Storing a delegated credential
curl -X POST http://localhost:8080/v1/applications/<APP_ID>/credentials \
-H "Authorization: Bearer <YOUR_KEY>" \
-H "Content-Type: application/json" \
-d '{"provider":"cloudflare","token":"<scoped-provider-token>"}'- The token should be scoped to the customer's zone(s) with edit rights.
- It is encrypted at rest (AES-256-GCM) when
CREDENTIAL_ENC_KEYis set; production requires the key (see Security). - Once stored, new
POST /v1/connectionsfor that application auto-write records and skip the manual TXT step — the scoped token is implicit proof of control.

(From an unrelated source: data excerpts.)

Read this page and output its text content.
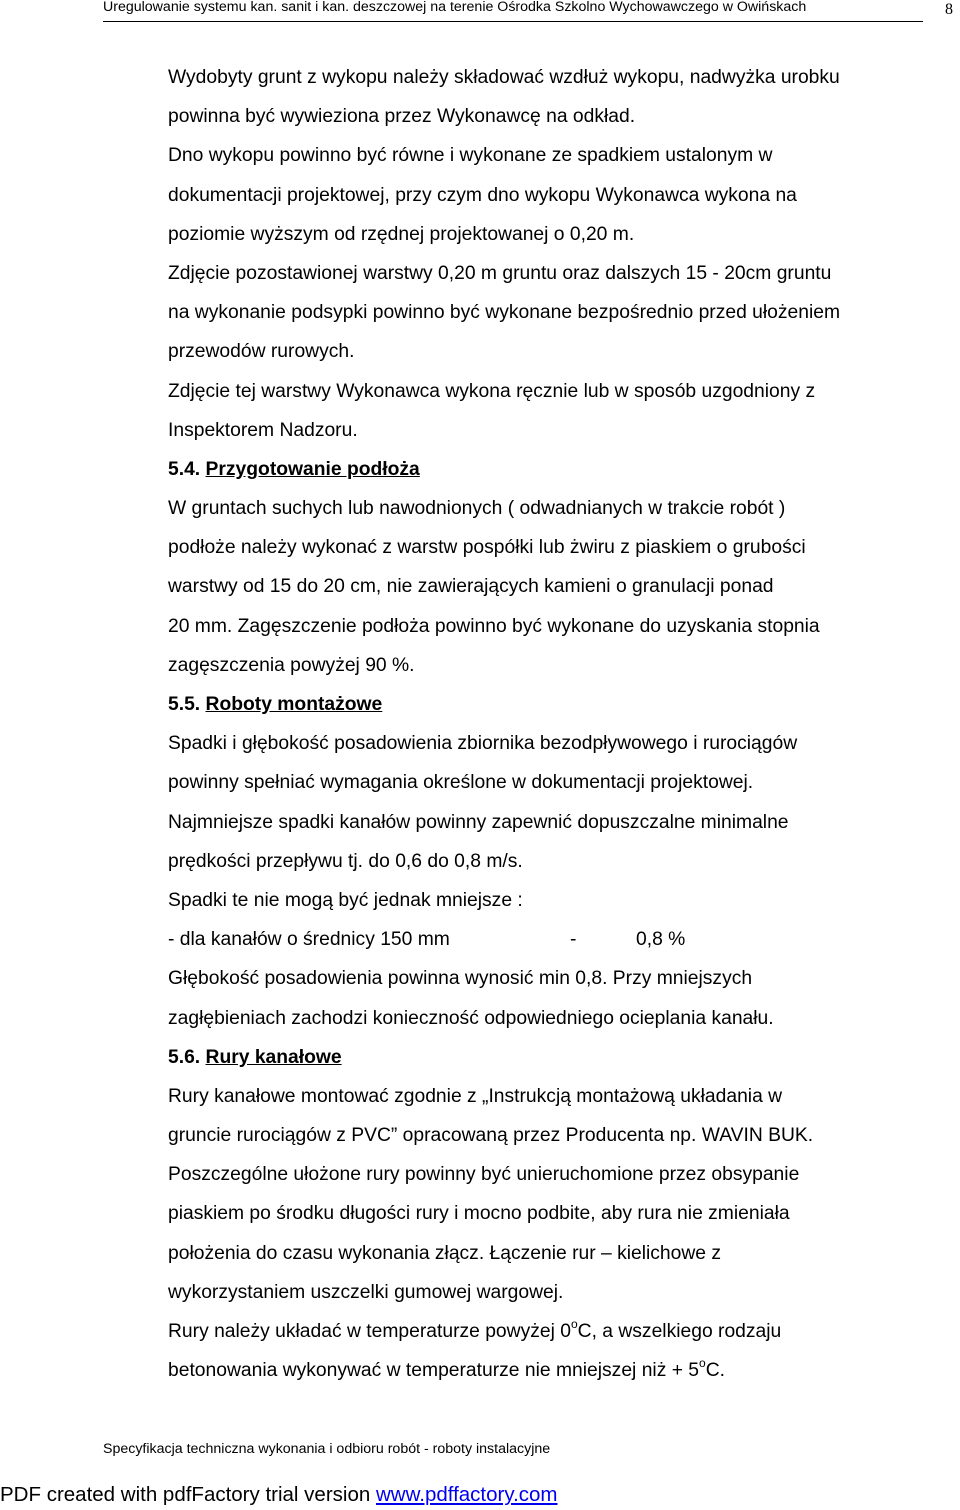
Uregulowanie systemu kan. sanit i kan. deszczowej na terenie Ośrodka Szkolno Wychowawczego w Owińskach	8
Wydobyty grunt z wykopu należy składować wzdłuż wykopu, nadwyżka urobku
powinna być wywieziona przez Wykonawcę na odkład.
Dno wykopu powinno być równe i wykonane ze spadkiem ustalonym w
dokumentacji projektowej, przy czym dno wykopu Wykonawca wykona na
poziomie wyższym od rzędnej projektowanej o 0,20 m.
Zdjęcie pozostawionej warstwy 0,20 m gruntu oraz dalszych 15 - 20cm gruntu
na wykonanie podsypki powinno być wykonane bezpośrednio przed ułożeniem
przewodów rurowych.
Zdjęcie tej warstwy Wykonawca wykona ręcznie lub w sposób uzgodniony z
Inspektorem Nadzoru.
5.4. Przygotowanie podłoża
W gruntach suchych lub nawodnionych ( odwadnianych w trakcie robót )
podłoże należy wykonać z warstw pospółki lub żwiru z piaskiem o grubości
warstwy od 15 do 20 cm, nie zawierających kamieni o granulacji ponad
20 mm. Zagęszczenie podłoża powinno być wykonane do uzyskania stopnia
zagęszczenia powyżej 90 %.
5.5. Roboty montażowe
Spadki i głębokość posadowienia zbiornika bezodpływowego i rurociągów
powinny spełniać wymagania określone w dokumentacji projektowej.
Najmniejsze spadki kanałów powinny zapewnić dopuszczalne minimalne
prędkości przepływu tj. do 0,6 do 0,8 m/s.
Spadki te nie mogą być jednak mniejsze :
- dla kanałów o średnicy 150 mm	-	0,8 %
Głębokość posadowienia powinna wynosić min 0,8. Przy mniejszych
zagłębieniach zachodzi konieczność odpowiedniego ocieplania kanału.
5.6. Rury kanałowe
Rury kanałowe montować zgodnie z „Instrukcją montażową układania w
gruncie rurociągów z PVC” opracowaną przez Producenta np. WAVIN BUK.
Poszczególne ułożone rury powinny być unieruchomione przez obsypanie
piaskiem po środku długości rury i mocno podbite, aby rura nie zmieniała
położenia do czasu wykonania złącz. Łączenie rur – kielichowe z
wykorzystaniem uszczelki gumowej wargowej.
Rury należy układać w temperaturze powyżej 0$^o$C, a wszelkiego rodzaju
betonowania wykonywać w temperaturze nie mniejszej niż + $5^oC$.
Specyfikacja techniczna wykonania i odbioru robót - roboty instalacyjne
PDF created with pdfFactory trial version www.pdffactory.com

How connecting works — what you need per provider
There are three connection models, with different real-world requirements. "Code ✅" means the adapter is built and tested; the "External" column is what you or your customer must still do — the parts code can't remove.
| Model | Providers | Code | External step |
|---|---|---|---|
| BYO API token | Cloudflare, DigitalOcean, Gandi, deSEC, Hetzner, Vercel, DNSimple, Porkbun, Linode, Vultr, Name.com, GoDaddy, IONOS, Netlify | ✅ | Customer generates a scoped token and pastes it. No approval for most — but GoDaddy gates production API keys by account tier (historically ≥10 domains / reseller), and Namecheap requires enabling API access + IP-whitelisting + an account threshold. |
| Machine credential (OAuth2 / signed) | Google Cloud DNS, Azure DNS, Amazon Route 53 | ✅ | Customer creates a service account (GCP) / app registration (Azure) / IAM key (AWS) in their cloud console and pastes the credential. No approval of your service; the customer needs cloud-admin access. |
3-legged consumer OAuth ("Log in with <provider>, click Allow") | — | ❌ (business step) | You register an OAuth app with each provider and pass their partner/approval process (legal, branding, security review). This is per-provider and cannot be done in code. Domain Connect (below) is the standard alternative that avoids this. |
So: the built adapters are code-complete. Going live as a service means (a) some providers gate who can get API access, and (b) the frictionless "connect account" UX requires per-provider OAuth-app approval that only your company can obtain.
Domain Connect
Domain Connect is redirect-based: the customer is sent to their provider, which
applies a template and returns. There is no server-to-server token. Discovery is
via TXT _domainconnect.<domain> → the provider's settings endpoint. It is the
standard way to offer a smooth connect flow without registering a bespoke
OAuth app per provider.
Roadmap
- Squarespace — no general third-party DNS-record write API; connect via Domain Connect / the guided-manual flow instead of a token adapter.
- Additional libdns providers can be added by implementing a
Writer+ conformance test — see the adapter package README. Per-provider credential creation steps live in Provider setup.